The next time Stone showed up, Annja would be ready.
38
Three weeks later...
“If you would follow me, please.”
The hard-looking man who’d been waiting for her at the Prague train station didn’t say anything
more as he turned and made his way down the hall. Stone didn’t mind; she wasn’t much in the mood for conversation anyway, at least not with the likes of him. She rose from her chair and followed, her thoughts on the conversation to come.
She’d never met her mysterious benefactor, and she could feel her heart unexpectedly racing as the moment of doing so drew closer with every step she took. She’d originally been approached through a mutual third party, Simon Kovács, and it had been hard to argue with both the freedom and the money she’d been offered. The project had been directly in line with what she’d already been working on, and she recognized the brilliance of the suggested line of inquiry almost immediately. She might not have been privy to her employer’s identity, but that was a small price to pay to be afforded veritable free rein to pursue her research the way it needed to be pursued.
She’d sent the weekly video reports to Kovács and occasionally received an email in reply suggesting certain courses of action or methods of approach. She’d taken those in stride, understanding that operating in such a fashion was a requirement of the work they were doing. They were on the cutting edge of science, and sometimes that meant pushing past the ethical boundaries society had erected around such endeavors. Stone had expected some success, yes, but she never would have imagined things would turn out the way they had. She supposed all of the scientific greats—from Copernicus to Watson and Frick—must have felt the way she did now at some point or another, that giddy sensation that went along with victory when it was finally pulled from the towering piles of previous defeats.

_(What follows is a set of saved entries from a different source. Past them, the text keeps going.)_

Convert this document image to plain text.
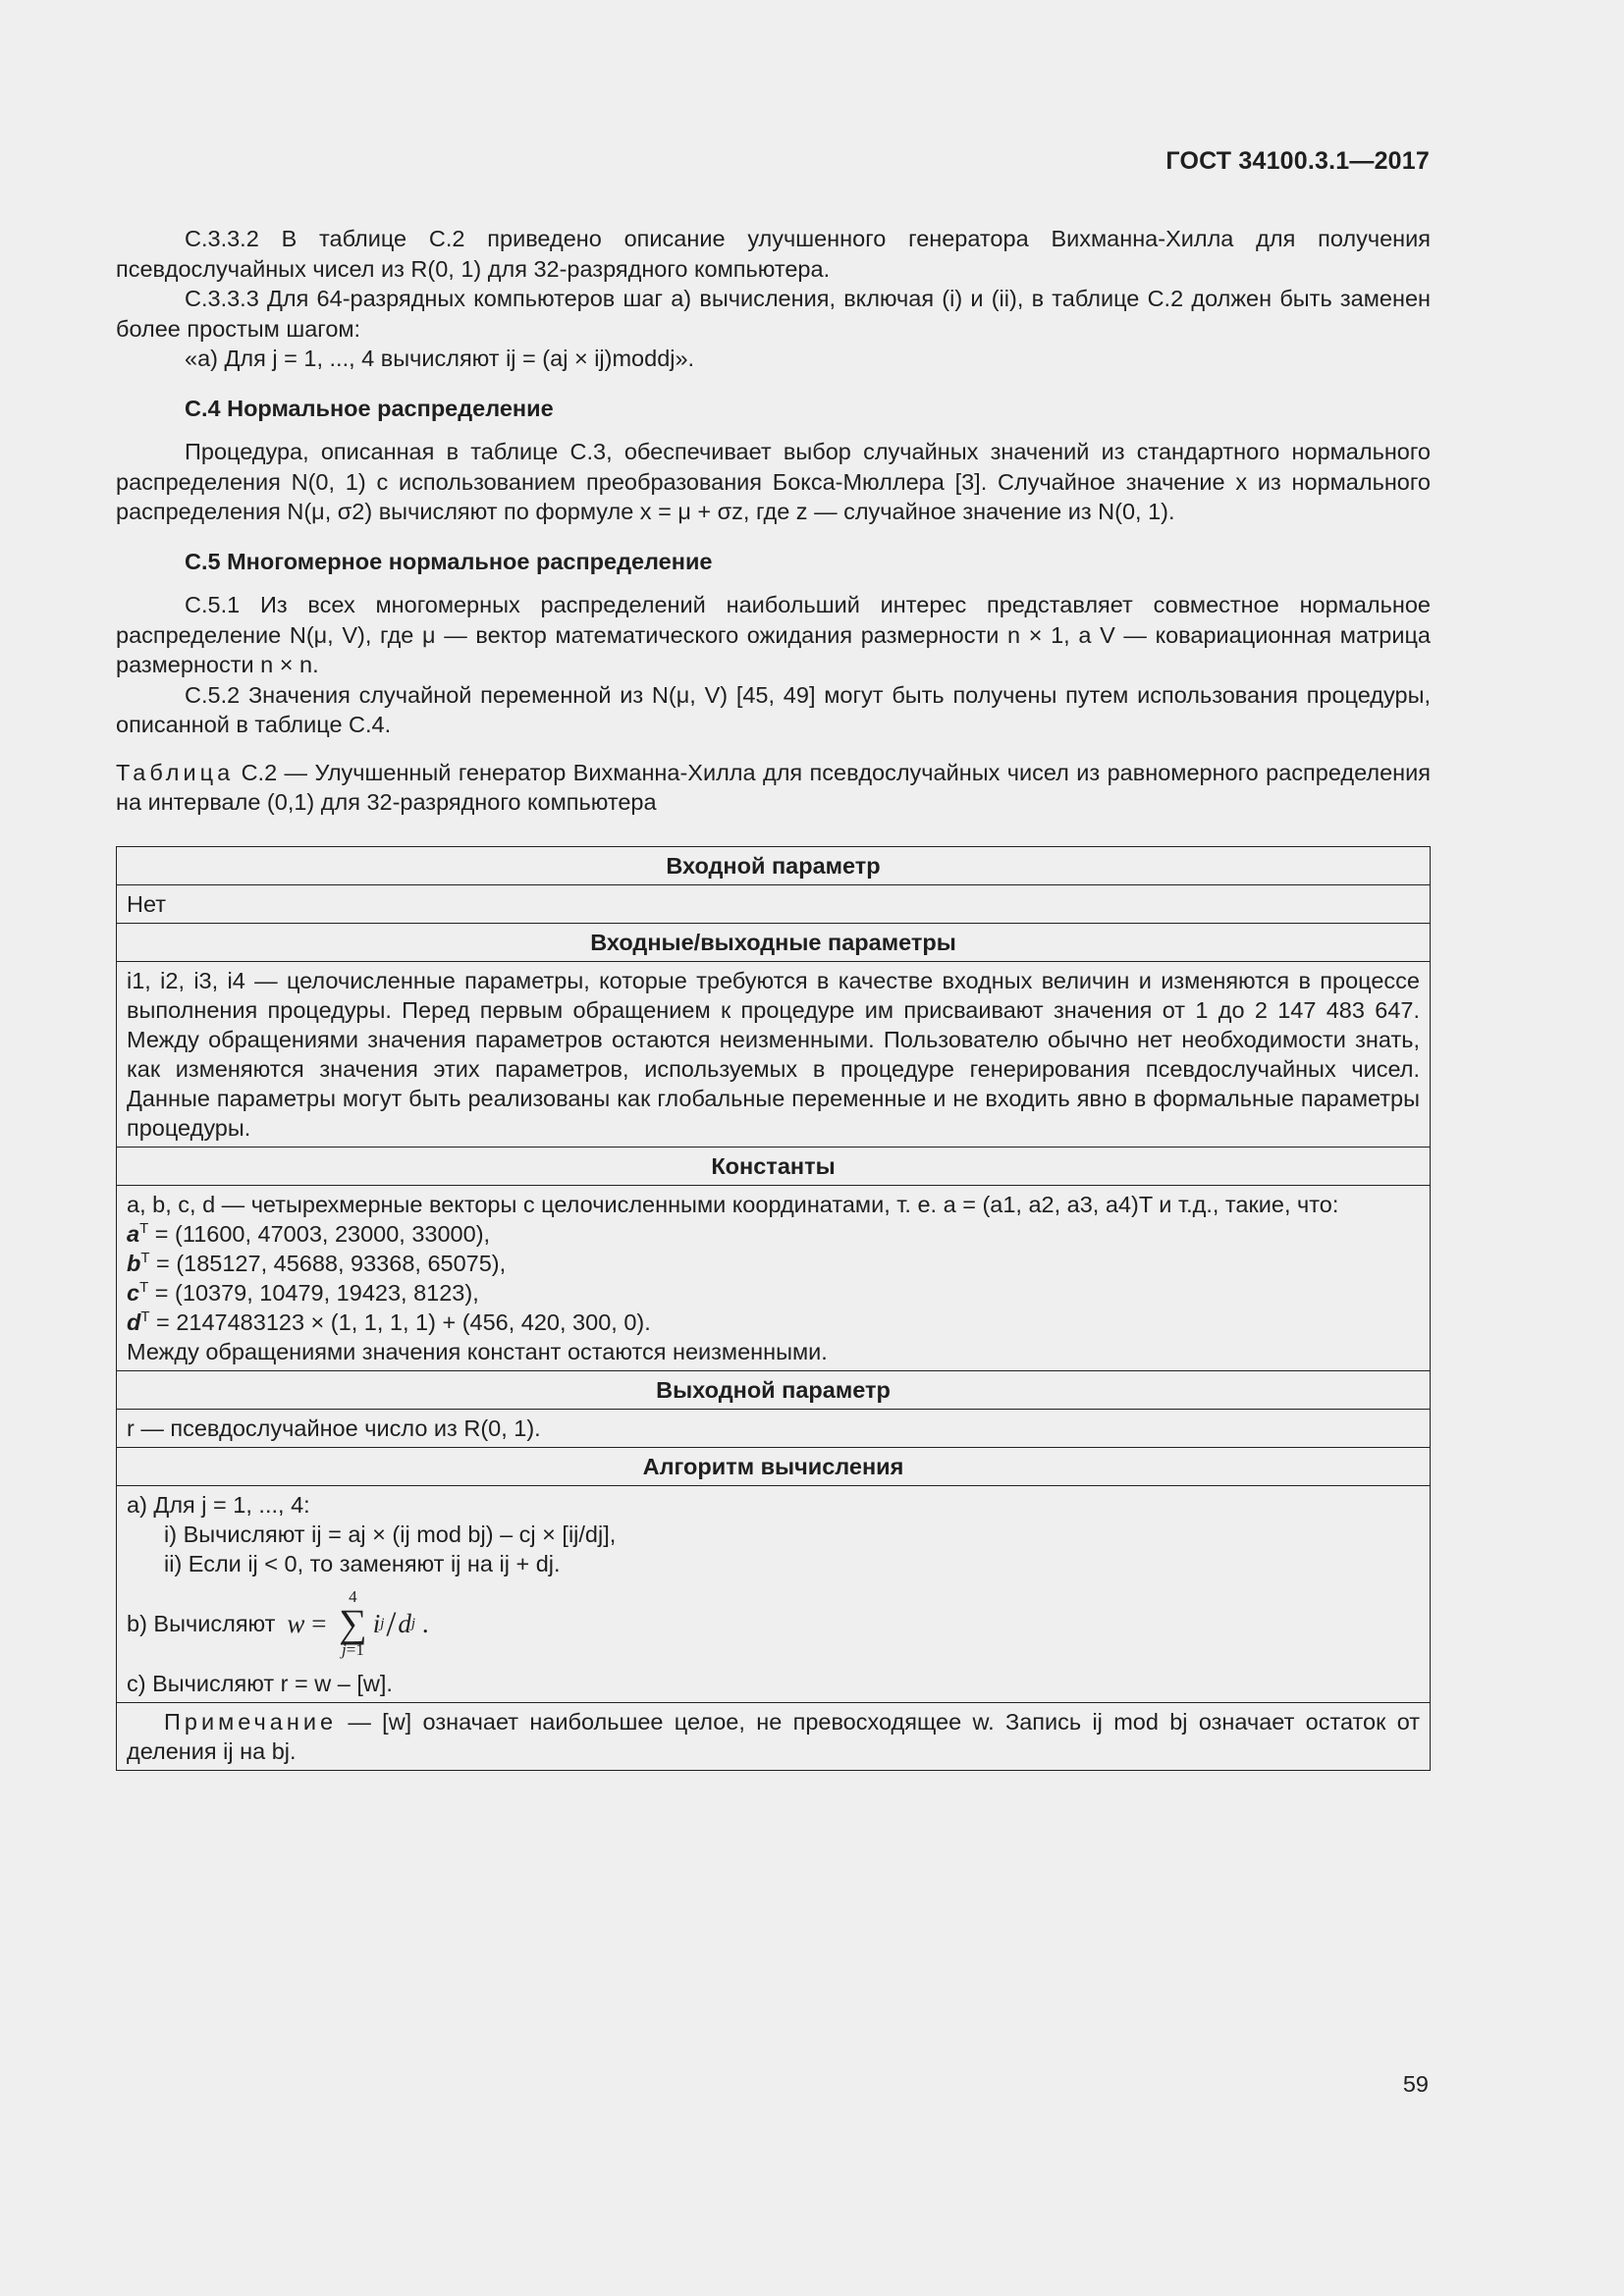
ГОСТ 34100.3.1—2017

C.3.3.2 В таблице С.2 приведено описание улучшенного генератора Вихманна-Хилла для получения псевдослучайных чисел из R(0, 1) для 32-разрядного компьютера.

С.3.3.3 Для 64-разрядных компьютеров шаг а) вычисления, включая (i) и (ii), в таблице С.2 должен быть заменен более простым шагом:

«а) Для j = 1, ..., 4 вычисляют ij = (aj × ij)moddj».

С.4 Нормальное распределение

Процедура, описанная в таблице С.3, обеспечивает выбор случайных значений из стандартного нормального распределения N(0, 1) с использованием преобразования Бокса-Мюллера [3]. Случайное значение x из нормального распределения N(μ, σ2) вычисляют по формуле x = μ + σz, где z — случайное значение из N(0, 1).

С.5 Многомерное нормальное распределение

С.5.1 Из всех многомерных распределений наибольший интерес представляет совместное нормальное распределение N(μ, V), где μ — вектор математического ожидания размерности n × 1, а V — ковариационная матрица размерности n × n.

С.5.2 Значения случайной переменной из N(μ, V) [45, 49] могут быть получены путем использования процедуры, описанной в таблице С.4.

Таблица С.2 — Улучшенный генератор Вихманна-Хилла для псевдослучайных чисел из равномерного распределения на интервале (0,1) для 32-разрядного компьютера

Входной параметр
Нет
Входные/выходные параметры
i1, i2, i3, i4 — целочисленные параметры, которые требуются в качестве входных величин и изменяются в процессе выполнения процедуры. Перед первым обращением к процедуре им присваивают значения от 1 до 2 147 483 647. Между обращениями значения параметров остаются неизменными. Пользователю обычно нет необходимости знать, как изменяются значения этих параметров, используемых в процедуре генерирования псевдослучайных чисел. Данные параметры могут быть реализованы как глобальные переменные и не входить явно в формальные параметры процедуры.
Константы

a, b, c, d — четырехмерные векторы с целочисленными координатами, т. е. a = (a1, a2, a3, a4)T и т.д., такие, что:
$a^T = (11600$, 47003, 23000, 33000),
$b^T = (185127$, 45688, 93368, 65075),
$c^T = (10379$, 10479, 19423, 8123),
$d^T = 2147483123 \times (1$, 1, 1, 1) + (456, 420, 300, 0).
Между обращениями значения констант остаются неизменными.

Выходной параметр
r — псевдослучайное число из R(0, 1).
Алгоритм вычисления

а) Для j = 1, ..., 4:
i) Вычисляют ij = aj × (ij mod bj) – cj × [ij/dj],
ii) Если ij < 0, то заменяют ij на ij + dj.
b) Вычисляют w =
4
∑
j=1
i j / d j .
с) Вычисляют r = w – [w].

Примечание — [w] означает наибольшее целое, не превосходящее w. Запись ij mod bj означает остаток от деления ij на bj.
59
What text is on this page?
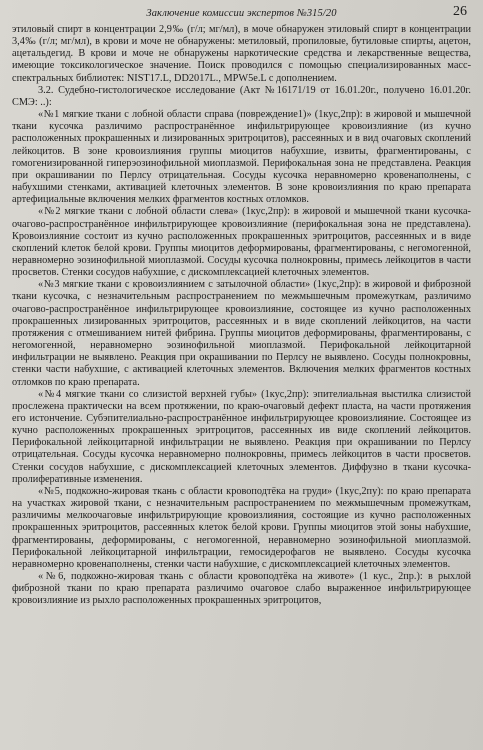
Заключение комиссии экспертов №315/20	26

этиловый спирт в концентрации 2,9‰ (г/л; мг/мл), в моче обнаружен этиловый спирт в концентрации 3,4‰ (г/л; мг/мл), в крови и моче не обнаружены: метиловый, пропиловые, бутиловые спирты, ацетон, ацетальдегид. В крови и моче не обнаружены наркотические средства и лекарственные вещества, имеющие токсикологическое значение. Поиск проводился с помощью специализированных масс-спектральных библиотек: NIST17.L, DD2017L., MPW5e.L с дополнением.

3.2. Судебно-гистологическое исследование (Акт №16171/19 от 16.01.20г., получено 16.01.20г. СМЭ: ..):

«№1 мягкие ткани с лобной области справа (повреждение1)» (1кус,2пр): в жировой и мышечной ткани кусочка различимо распространённое инфильтрирующее кровоизлияние (из кучно расположенных прокрашенных и лизированных эритроцитов), рассеянных и в вид очаговых скоплений лейкоцитов. В зоне кровоизлияния группы миоцитов набухшие, извиты, фрагментированы, с гомогенизированной гиперэозинофильной миоплазмой. Перифокальная зона не представлена. Реакция при окрашивании по Перлсу отрицательная. Сосуды кусочка неравномерно кровенаполнены, с набухшими стенками, активацией клеточных элементов. В зоне кровоизлияния по краю препарата артефициальные включения мелких фрагментов костных отломков.

«№2 мягкие ткани с лобной области слева» (1кус,2пр): в жировой и мышечной ткани кусочка- очагово-распространённое инфильтрирующее кровоизлияние (перифокальная зона не представлена). Кровоизлияние состоит из кучно расположенных прокрашенных эритроцитов, рассеянных и в виде скоплений клеток белой крови. Группы миоцитов деформированы, фрагментированы, с негомогенной, неравномерно эозинофильной миоплазмой. Сосуды кусочка полнокровны, примесь лейкоцитов в части просветов. Стенки сосудов набухшие, с дискомплексацией клеточных элементов.

«№3 мягкие ткани с кровоизлиянием с затылочной области» (1кус,2пр): в жировой и фиброзной ткани кусочка, с незначительным распространением по межмышечным промежуткам, различимо очагово-распространённое инфильтрирующее кровоизлияние, состоящее из кучно расположенных прокрашенных лизированных эритроцитов, рассеянных и в виде скоплений лейкоцитов, на части протяжения с отмешиванием нитей фибрина. Группы миоцитов деформированы, фрагментированы, с негомогенной, неравномерно эозинофильной миоплазмой. Перифокальной лейкоцитарной инфильтрации не выявлено. Реакция при окрашивании по Перлсу не выявлено. Сосуды полнокровны, стенки части набухшие, с активацией клеточных элементов. Включения мелких фрагментов костных отломков по краю препарата.

«№4 мягкие ткани со слизистой верхней губы» (1кус,2пр): эпителиальная выстилка слизистой прослежена практически на всем протяжении, по краю-очаговый дефект пласта, на части протяжения его истончение. Субэпителиально-распространённое инфильтрирующее кровоизлияние. Состоящее из кучно расположенных прокрашенных эритроцитов, рассеянных ив виде скоплений лейкоцитов. Перифокальной лейкоцитарной инфильтрации не выявлено. Реакция при окрашивании по Перлсу отрицательная. Сосуды кусочка неравномерно полнокровны, примесь лейкоцитов в части просветов. Стенки сосудов набухшие, с дискомплексацией клеточных элементов. Диффузно в ткани кусочка-пролиферативные изменения.

«№5, подкожно-жировая ткань с области кровоподтёка на груди» (1кус,2пу): по краю препарата на участках жировой ткани, с незначительным распространением по межмышечным промежуткам, различимы мелкоочаговые инфильтрирующие кровоизлияния, состоящие из кучно расположенных прокрашенных эритроцитов, рассеянных клеток белой крови. Группы миоцитов этой зоны набухшие, фрагментированы, деформированы, с негомогенной, неравномерно эозинофильной миоплазмой. Перифокальной лейкоцитарной инфильтрации, гемосидерофагов не выявлено. Сосуды кусочка неравномерно кровенаполнены, стенки части набухшие, с дискомплексацией клеточных элементов.

«№6, подкожно-жировая ткань с области кровоподтёка на животе» (1 кус., 2пр.): в рыхлой фиброзной ткани по краю препарата различимо очаговое слабо выраженное инфильтрирующее кровоизлияние из рыхло расположенных прокрашенных эритроцитов,
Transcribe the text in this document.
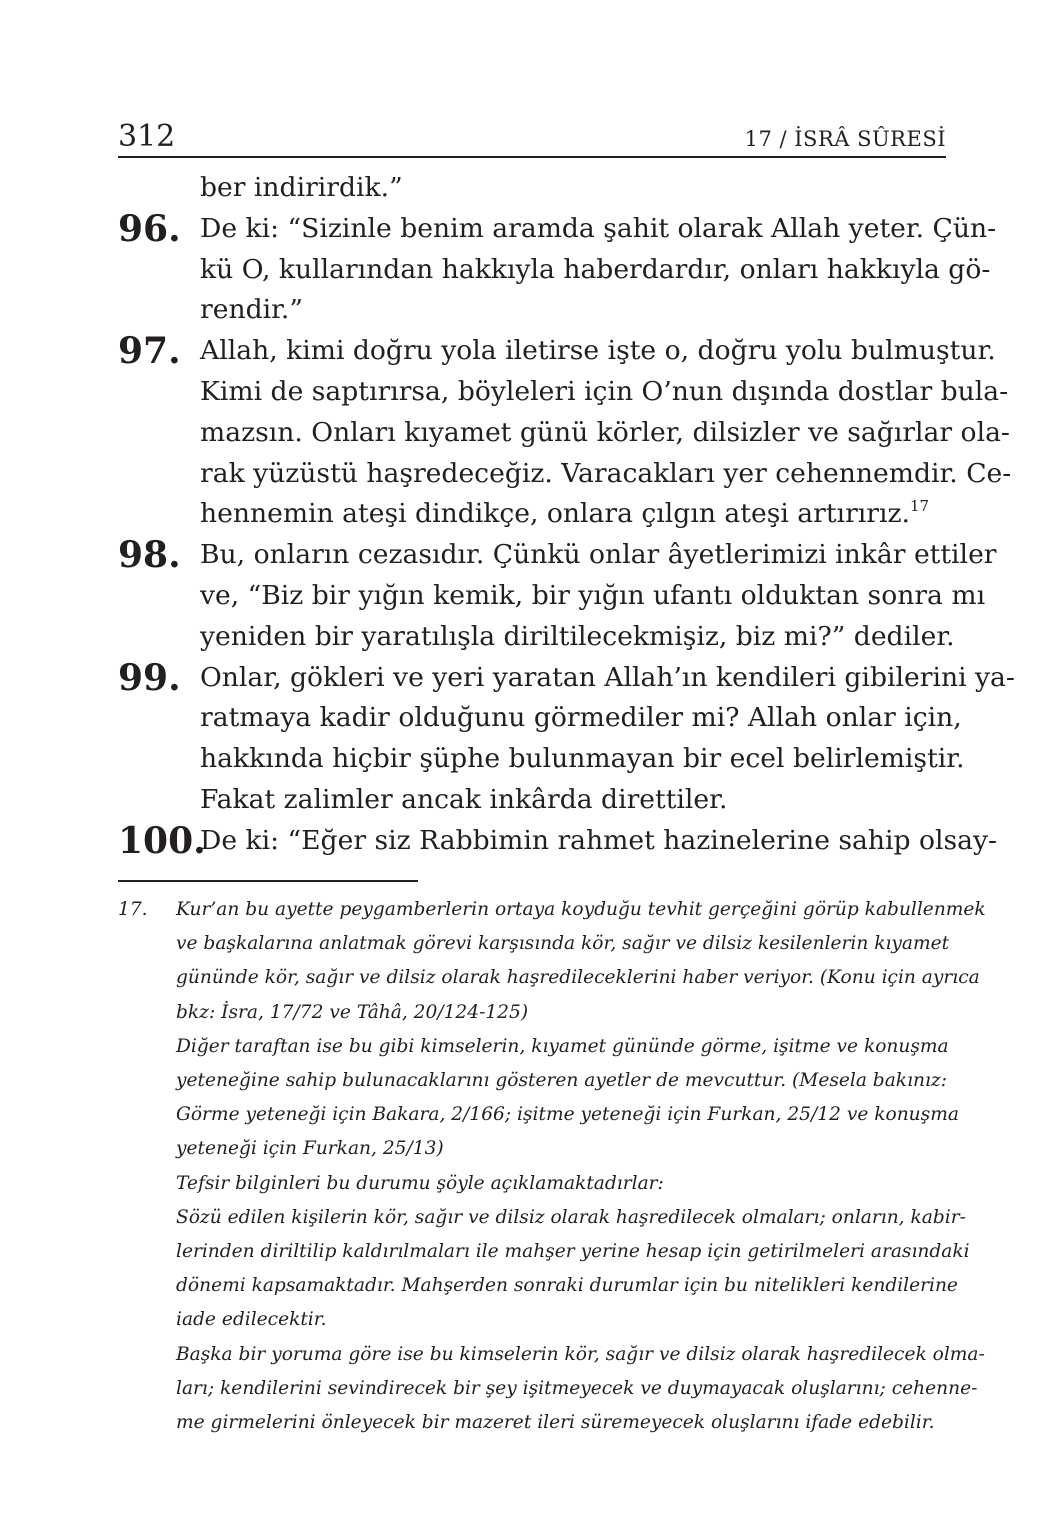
312	17 / İSRÂ SÛRESİ
ber indirirdik.”
96. De ki: “Sizinle benim aramda şahit olarak Allah yeter. Çün-
kü O, kullarından hakkıyla haberdardır, onları hakkıyla gö-
rendir.”
97. Allah, kimi doğru yola iletirse işte o, doğru yolu bulmuştur.
Kimi de saptırırsa, böyleleri için O’nun dışında dostlar bula-
mazsın. Onları kıyamet günü körler, dilsizler ve sağırlar ola-
rak yüzüstü haşredeceğiz. Varacakları yer cehennemdir. Ce-
hennemin ateşi dindikçe, onlara çılgın ateşi artırırız.$^{17}$
98. Bu, onların cezasıdır. Çünkü onlar âyetlerimizi inkâr ettiler
ve, “Biz bir yığın kemik, bir yığın ufantı olduktan sonra mı
yeniden bir yaratılışla diriltilecekmişiz, biz mi?” dediler.
99. Onlar, gökleri ve yeri yaratan Allah’ın kendileri gibilerini ya-
ratmaya kadir olduğunu görmediler mi? Allah onlar için,
hakkında hiçbir şüphe bulunmayan bir ecel belirlemiştir.
Fakat zalimler ancak inkârda direttiler.
100.
De ki: “Eğer siz Rabbimin rahmet hazinelerine sahip olsay-
17. Kur’an bu ayette peygamberlerin ortaya koyduğu tevhit gerçeğini görüp kabullenmek
ve başkalarına anlatmak görevi karşısında kör, sağır ve dilsiz kesilenlerin kıyamet
gününde kör, sağır ve dilsiz olarak haşredileceklerini haber veriyor. (Konu için ayrıca
bkz: İsra, 17/72 ve Tâhâ, 20/124-125)
Diğer taraftan ise bu gibi kimselerin, kıyamet gününde görme, işitme ve konuşma
yeteneğine sahip bulunacaklarını gösteren ayetler de mevcuttur. (Mesela bakınız:
Görme yeteneği için Bakara, 2/166; işitme yeteneği için Furkan, 25/12 ve konuşma
yeteneği için Furkan, 25/13)
Tefsir bilginleri bu durumu şöyle açıklamaktadırlar:
Sözü edilen kişilerin kör, sağır ve dilsiz olarak haşredilecek olmaları; onların, kabir-
lerinden diriltilip kaldırılmaları ile mahşer yerine hesap için getirilmeleri arasındaki
dönemi kapsamaktadır. Mahşerden sonraki durumlar için bu nitelikleri kendilerine
iade edilecektir.
Başka bir yoruma göre ise bu kimselerin kör, sağır ve dilsiz olarak haşredilecek olma-
ları; kendilerini sevindirecek bir şey işitmeyecek ve duymayacak oluşlarını; cehenne-
me girmelerini önleyecek bir mazeret ileri süremeyecek oluşlarını ifade edebilir.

Granted, the past three weeks had been difficult. Those first few hours spent crawling through the underbrush, dragging her broken legs behind her while trying to stop the flow of blood from the bullet wound in her chest, had nearly proved to be too much for her. She’d found a cavity in the rocks large enough to fit her body inside and had lain there in the dirt for the hour it took the prions to knit her tissue and bones back together again.
Escaping under the cover of darkness, Stone had made her way to Budapest, where she’d called the emergency number she’d been told to memorize at the start of her employment. Two hours later she’d boarded a black helicopter with a dragon logo on the nose and was flown to a remote estate outside of Vienna, with instructions to stay there until called for. The estate had been fully stocked with food and liquor, and she’d enjoyed her time there, hidden away from the world and the events unfolding in Nové Mesto.